Ce séminaire a pour objectif d’examiner comment le «monstre» (terme qu’il faudra d’abord bien définir) a été perçu sur le plan scientifique. Depuis les recherches en tératologie d’Étienne Geoffroy Saint-Hilaire et de son fils Isidore (entre les années 1820-1840) jusqu’aux possibilités offertes par les travaux en biologie moléculaire aujourd’hui (incluant le fantasme du clonage), la science a réfléchi sur l’exception, les anomalies, ce qui implique de s’interroger sur ce qu’on nommera une «éthique de la normalité». Le monstre fait souvent peur par sa différence, pour le meilleur ou pour le pire –ainsi, le «bricolage génétique» qui ouvre la voie à une transformation du corps «naturel» pousse certains à parler d’un «nouvel eugénisme» (aussi nommé eugénisme individuel, domestique ou libéral).

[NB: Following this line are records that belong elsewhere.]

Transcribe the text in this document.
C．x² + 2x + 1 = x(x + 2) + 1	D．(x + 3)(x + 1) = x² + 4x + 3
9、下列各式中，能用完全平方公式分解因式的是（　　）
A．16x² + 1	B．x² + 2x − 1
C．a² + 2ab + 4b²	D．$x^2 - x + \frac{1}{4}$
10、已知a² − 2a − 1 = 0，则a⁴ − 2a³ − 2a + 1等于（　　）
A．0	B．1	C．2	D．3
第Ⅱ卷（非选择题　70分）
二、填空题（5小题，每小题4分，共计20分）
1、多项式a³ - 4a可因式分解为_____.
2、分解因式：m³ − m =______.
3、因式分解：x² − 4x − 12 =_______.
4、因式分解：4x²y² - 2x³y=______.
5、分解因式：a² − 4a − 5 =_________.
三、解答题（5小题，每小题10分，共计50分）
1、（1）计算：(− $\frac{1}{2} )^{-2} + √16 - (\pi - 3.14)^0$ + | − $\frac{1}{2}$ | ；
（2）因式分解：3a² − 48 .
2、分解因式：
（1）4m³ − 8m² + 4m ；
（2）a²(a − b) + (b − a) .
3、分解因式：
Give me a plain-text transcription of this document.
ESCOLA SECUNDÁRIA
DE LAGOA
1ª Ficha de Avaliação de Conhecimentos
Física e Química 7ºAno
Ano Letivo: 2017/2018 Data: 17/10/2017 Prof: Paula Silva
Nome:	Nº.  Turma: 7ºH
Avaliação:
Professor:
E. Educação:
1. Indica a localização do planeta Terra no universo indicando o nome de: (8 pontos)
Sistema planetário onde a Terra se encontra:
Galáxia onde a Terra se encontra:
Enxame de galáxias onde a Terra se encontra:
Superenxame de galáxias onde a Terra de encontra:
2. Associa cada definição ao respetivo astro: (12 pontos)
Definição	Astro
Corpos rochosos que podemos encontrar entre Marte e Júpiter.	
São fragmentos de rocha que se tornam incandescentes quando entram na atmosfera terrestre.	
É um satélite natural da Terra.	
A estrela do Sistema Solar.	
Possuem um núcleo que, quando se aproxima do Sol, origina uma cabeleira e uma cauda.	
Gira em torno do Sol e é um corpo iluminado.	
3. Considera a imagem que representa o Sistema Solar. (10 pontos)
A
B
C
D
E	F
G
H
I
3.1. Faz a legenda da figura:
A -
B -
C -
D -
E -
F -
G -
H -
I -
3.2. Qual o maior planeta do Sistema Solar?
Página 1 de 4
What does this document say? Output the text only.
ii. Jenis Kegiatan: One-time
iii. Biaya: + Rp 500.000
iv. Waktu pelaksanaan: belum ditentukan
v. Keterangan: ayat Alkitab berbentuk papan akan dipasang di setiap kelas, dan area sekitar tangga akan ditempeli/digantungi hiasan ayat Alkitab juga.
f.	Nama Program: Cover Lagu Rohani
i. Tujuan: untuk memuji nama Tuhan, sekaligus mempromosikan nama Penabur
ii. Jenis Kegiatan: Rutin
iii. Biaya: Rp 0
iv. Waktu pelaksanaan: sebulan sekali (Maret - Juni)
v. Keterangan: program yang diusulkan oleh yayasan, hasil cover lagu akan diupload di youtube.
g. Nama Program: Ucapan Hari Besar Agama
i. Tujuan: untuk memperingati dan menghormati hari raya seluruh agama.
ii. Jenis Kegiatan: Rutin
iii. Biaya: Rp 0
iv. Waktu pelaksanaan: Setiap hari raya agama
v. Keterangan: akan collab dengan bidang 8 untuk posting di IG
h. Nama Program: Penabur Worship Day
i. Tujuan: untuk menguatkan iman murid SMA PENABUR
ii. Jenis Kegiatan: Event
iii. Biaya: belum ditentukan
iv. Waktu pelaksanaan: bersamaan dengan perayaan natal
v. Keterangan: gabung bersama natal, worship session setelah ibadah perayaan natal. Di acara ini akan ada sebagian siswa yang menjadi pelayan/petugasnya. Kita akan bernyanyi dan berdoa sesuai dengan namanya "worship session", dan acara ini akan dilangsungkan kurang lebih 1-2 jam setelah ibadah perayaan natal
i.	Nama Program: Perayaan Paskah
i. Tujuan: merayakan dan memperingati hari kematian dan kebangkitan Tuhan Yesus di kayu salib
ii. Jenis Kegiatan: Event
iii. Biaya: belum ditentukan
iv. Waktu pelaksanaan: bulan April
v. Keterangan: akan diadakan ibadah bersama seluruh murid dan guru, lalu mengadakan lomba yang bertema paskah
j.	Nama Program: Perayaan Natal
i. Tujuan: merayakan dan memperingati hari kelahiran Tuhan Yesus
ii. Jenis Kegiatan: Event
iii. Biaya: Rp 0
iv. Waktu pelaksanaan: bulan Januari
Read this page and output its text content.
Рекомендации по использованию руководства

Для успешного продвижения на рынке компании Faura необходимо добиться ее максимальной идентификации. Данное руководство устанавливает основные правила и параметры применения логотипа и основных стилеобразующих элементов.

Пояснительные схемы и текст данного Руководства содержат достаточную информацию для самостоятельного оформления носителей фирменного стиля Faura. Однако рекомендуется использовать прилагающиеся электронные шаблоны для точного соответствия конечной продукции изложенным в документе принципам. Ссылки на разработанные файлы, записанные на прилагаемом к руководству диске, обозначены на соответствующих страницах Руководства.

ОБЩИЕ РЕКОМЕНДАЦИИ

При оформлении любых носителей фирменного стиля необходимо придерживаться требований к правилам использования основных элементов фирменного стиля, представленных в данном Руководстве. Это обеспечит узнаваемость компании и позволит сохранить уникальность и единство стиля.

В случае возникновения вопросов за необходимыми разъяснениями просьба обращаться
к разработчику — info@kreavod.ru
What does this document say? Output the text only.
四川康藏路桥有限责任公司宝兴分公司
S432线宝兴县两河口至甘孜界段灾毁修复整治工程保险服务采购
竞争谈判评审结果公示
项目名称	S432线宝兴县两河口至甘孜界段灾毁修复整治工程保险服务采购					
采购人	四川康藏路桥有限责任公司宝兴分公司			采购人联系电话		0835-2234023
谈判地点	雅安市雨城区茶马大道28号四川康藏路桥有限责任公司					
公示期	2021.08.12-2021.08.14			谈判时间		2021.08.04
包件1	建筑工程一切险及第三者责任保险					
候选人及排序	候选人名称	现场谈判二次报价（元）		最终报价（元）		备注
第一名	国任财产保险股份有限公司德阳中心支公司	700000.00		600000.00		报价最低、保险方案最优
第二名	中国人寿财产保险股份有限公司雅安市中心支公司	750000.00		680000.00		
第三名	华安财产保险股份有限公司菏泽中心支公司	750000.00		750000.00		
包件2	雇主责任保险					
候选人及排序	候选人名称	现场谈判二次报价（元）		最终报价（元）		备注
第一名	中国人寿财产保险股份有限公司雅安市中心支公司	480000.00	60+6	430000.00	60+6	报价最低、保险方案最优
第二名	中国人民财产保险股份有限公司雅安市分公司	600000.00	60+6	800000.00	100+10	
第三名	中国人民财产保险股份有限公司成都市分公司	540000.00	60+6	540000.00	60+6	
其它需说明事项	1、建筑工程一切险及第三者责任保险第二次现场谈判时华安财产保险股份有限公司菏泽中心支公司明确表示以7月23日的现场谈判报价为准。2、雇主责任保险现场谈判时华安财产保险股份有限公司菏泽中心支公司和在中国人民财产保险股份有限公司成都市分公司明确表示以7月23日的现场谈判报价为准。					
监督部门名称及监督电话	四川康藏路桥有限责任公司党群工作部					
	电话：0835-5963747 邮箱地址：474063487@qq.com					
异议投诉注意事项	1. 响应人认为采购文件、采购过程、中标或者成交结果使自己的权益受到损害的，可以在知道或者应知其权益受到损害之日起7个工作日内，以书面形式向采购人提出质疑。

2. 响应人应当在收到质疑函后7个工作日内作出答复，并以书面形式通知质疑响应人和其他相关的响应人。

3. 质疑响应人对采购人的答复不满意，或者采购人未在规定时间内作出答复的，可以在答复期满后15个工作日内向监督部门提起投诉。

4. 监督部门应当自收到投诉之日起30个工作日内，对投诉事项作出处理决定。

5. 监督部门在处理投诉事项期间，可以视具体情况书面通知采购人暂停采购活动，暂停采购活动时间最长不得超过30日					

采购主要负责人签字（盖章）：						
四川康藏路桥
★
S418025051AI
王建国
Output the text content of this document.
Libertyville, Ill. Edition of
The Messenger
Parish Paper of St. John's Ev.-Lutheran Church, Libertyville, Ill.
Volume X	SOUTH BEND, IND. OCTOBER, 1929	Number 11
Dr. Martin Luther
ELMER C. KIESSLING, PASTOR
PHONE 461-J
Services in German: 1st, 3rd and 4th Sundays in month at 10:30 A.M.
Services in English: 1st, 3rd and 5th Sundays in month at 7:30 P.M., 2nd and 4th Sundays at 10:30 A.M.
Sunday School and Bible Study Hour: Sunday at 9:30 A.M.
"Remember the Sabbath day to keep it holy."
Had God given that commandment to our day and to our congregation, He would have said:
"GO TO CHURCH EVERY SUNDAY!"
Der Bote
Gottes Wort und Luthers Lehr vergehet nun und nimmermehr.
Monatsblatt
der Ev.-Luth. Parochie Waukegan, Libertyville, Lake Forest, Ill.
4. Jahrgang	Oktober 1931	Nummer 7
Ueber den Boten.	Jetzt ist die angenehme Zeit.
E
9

Dès la deuxième moitié du XIXeet au tout début du XXe, on verra des romanciers aussi différents que Villiers de L’Isle-Adam, Alfred Jarry, Paul Bonnetain, H.G. Wells, Edmond About (pour ne prendre que quelques exemples) associer un regard médical à des monstres ou à des pathologies considérées monstrueuses, ce qui a été le point de départ d’un corpus immense, qui ne cesse de gonfler. Et cela sans compter bien sûr le Frankenstein de Mary Shelley, qui paraît presque au moment où Étienne Geoffroy Saint-Hilaire développe la science tératologique. Mais dès la naissance de la tératologie existe un imaginaire du monstre chez les scientifiques eux-mêmes: «N’a-t-on pas entendu Dareste revendiquer pour la tératologie la gloire de créer son objet? N’a-t-on pas vu Isidore Geoffroy Saint-Hilaire et Dareste joindre, le premier avec timidité, le second avec assurance, les deux questions de la monstruosité et de la création des races», comme l’écrit Georges Canguilhem? Le biologiste crée aussi son objet. Le savant fou n’est-il pas lui-même souvent un monstre, et pas seulement sur le plan métaphorique?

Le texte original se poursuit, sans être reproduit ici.